It takes two to OЯTHO

Can two people learn math together by acing an arcade game? It's a question being investigated through an interactive tabletop digital game called OЯTHO, where players pick up fundamentals of the Cartesian coordinate system as their secret sauce for entering the hallowed hall of fame.

Developed by Professor Dor Abrahamson and two scientists at the Copernicus Science Centre (CSC) in Warsaw, Poland, Katarzyna Potęga vel Żabik and Ilona Iłowiecka‐Tańska, OЯTHO challenges players to collaboratively navigate a virtual ball through maze-like paths, with the objective of completing the course in the shortest time and with the fewest moves.

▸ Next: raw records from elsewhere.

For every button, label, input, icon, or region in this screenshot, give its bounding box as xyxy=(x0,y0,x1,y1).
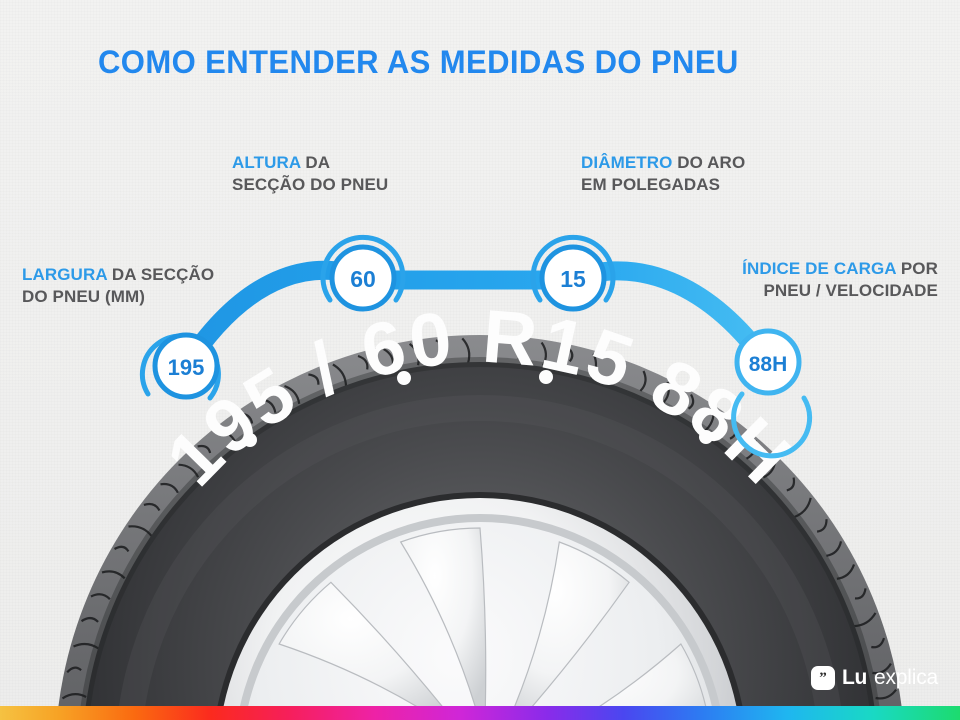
badge-195-label: 195 xyxy=(168,355,205,380)
quote-bubble-icon: ” xyxy=(811,666,835,690)
infographic-canvas: COMO ENTENDER AS MEDIDAS DO PNEU xyxy=(0,0,960,720)
logo-word-explica: explica xyxy=(874,666,938,690)
badge-88h-label: 88H xyxy=(749,353,788,376)
badge-15-label: 15 xyxy=(560,266,586,292)
badge-group: 195 60 15 88H xyxy=(0,0,960,720)
badge-15[interactable]: 15 xyxy=(533,237,613,309)
logo-word-lu: Lu xyxy=(842,666,867,690)
badge-195[interactable]: 195 xyxy=(142,335,218,398)
badge-60-label: 60 xyxy=(350,266,376,292)
badge-88h-outer-ring xyxy=(734,394,810,456)
rainbow-footer-bar xyxy=(0,706,960,720)
badge-60[interactable]: 60 xyxy=(323,237,403,309)
badge-88h[interactable]: 88H xyxy=(734,331,810,456)
brand-logo[interactable]: ” Lu explica xyxy=(811,666,938,690)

“OЯTHO is productive fun struggle, together, with an added value of discovering a challenging math concept, while developing empathy for the other player,” Abrahamson said. “The task itself is much harder than it looks.”

The mathematical foundation of OЯTHO is the Cartesian coordinate system — an essential concept for understanding graphs, maps, and models. Along with assessing the individual learning that happens when playing OЯTHO, Abrahamson and his colleagues are also gathering multimodal sensorimotor data, such as players’ actions, speech, gestures, and eye-gaze paths, to evaluate cutting-edge theoretical models of cognition that foreground the constitutive role of perception and action in conceptual development.

Somewhat reminiscent of Etch-a-Sketch ©, OЯTHO requires one player to be in charge of the object’s vectorial trajectory along the x-axis, and the other player controls the object’s vectorial trajectory along the y-axis. Together, the players move the object anywhere in the quadrant

What’s more, the players don’t need to speak the same language to engage with the activity. The influx of Ukrainian children into neighboring Poland in recent years has challenged Polish teachers, many of whom don’t speak Ukrainian, Abrahamson said.

“The two players depend on each other for overall success and need to somehow communicate their ideas in real time and learn from considering what the other person has just done and is trying to do, all this without a common language,” Abrahamson said.

OЯTHO is part of the LivingLab at the Copernicus Science Centre, one of the largest science museums in Europe. It is home to a planetarium, a research center, and more than 400 hands-on activities. Since OЯTHO’s unveiling in May 2023, it has been played nearly half a million times, which is why Abrahamson’s big-data AI expert global collaborators are eager to pitch in and help with the research project. “It takes two hands to OЯTHO,” quips Abrahamson, “but we need all hands on deck for these massive data!”